11 Haziran Pazartesi sezon finalini yapan (evet, sosyal medyada hala “yanlışlıkla finali yayınladılar” esprileri dönüyor) Çukur’un yegane yaşayan üyelerinden biri olarak kendisini bu köşede ağırlamamak olmazdı. Hele ki kendisini tanıyorsanız, sohbetini çok iyi biliyorsanız bunu yapmamanız gerçekten imkansızlaşıyor; deneyimle sabit efendim. Aytaç’ın fotoğraf çekiminin gerçekleştiği gün “Keşke ben de orada olsaydım” dedim, zira bu kareleri çeken Alper ile Tilki Yapım’ın cevval kurgucusu Deniz, tam bir Aytaç Uşun fanı. O gün stüdyoyu kısa süreliğine stada çevirdiklerinden eminim. O coşkularını göremedim ama nedenini rahatlıkla söyleyebilirim; bir yıl boyunca kendisiyle birkaç kere yollarımız kesiştiği için Aytaç sadece güçlü bir oyuncu değil, aynı zamanda güzel bir ruha da sahip.

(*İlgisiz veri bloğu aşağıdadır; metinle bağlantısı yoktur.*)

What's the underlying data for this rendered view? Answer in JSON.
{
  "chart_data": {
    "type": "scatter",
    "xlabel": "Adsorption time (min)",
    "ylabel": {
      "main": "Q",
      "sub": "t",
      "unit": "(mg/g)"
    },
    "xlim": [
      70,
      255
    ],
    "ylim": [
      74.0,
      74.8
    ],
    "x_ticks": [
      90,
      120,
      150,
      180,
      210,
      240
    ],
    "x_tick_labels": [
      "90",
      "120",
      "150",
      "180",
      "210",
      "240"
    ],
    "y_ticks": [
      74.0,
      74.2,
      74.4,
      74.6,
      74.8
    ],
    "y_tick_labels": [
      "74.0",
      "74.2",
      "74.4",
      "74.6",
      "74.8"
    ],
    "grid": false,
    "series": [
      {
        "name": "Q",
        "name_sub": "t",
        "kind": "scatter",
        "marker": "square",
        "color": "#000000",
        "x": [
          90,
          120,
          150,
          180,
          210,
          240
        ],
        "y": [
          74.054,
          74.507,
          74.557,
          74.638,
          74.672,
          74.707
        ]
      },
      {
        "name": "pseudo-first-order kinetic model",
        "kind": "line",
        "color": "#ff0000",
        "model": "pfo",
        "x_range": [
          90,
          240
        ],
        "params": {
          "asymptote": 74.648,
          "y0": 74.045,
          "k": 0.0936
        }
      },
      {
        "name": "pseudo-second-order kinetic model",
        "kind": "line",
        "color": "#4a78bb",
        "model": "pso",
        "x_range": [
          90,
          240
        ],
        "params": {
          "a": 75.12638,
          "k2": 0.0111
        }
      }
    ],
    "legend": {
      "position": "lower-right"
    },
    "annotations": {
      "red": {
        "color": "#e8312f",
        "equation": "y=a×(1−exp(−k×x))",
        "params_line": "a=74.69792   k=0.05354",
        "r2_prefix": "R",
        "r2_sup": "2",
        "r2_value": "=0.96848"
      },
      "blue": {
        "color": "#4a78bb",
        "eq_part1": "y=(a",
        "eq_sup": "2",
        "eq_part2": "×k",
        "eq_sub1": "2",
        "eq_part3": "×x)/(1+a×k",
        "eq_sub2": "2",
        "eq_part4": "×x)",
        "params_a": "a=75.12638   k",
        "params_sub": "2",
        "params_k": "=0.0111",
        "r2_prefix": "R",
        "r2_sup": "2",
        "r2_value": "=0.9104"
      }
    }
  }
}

E, bu ikisinin kesişim kümesine dahil oldunuz mu coşku da tabii kaçınılmaz oluyor. Bu alanı daha fazla güzelleme noktasına çevirmeden yazıyı en iyisi noktalayayım ve yayını bekleyen son RaniniTV Ekspres’leri hazırlamaya koyulayım. Sıra Aytaç Uşun’da!  


 
1- Canlandırdığınız karakteri özetleyecek beş anahtar kelime. 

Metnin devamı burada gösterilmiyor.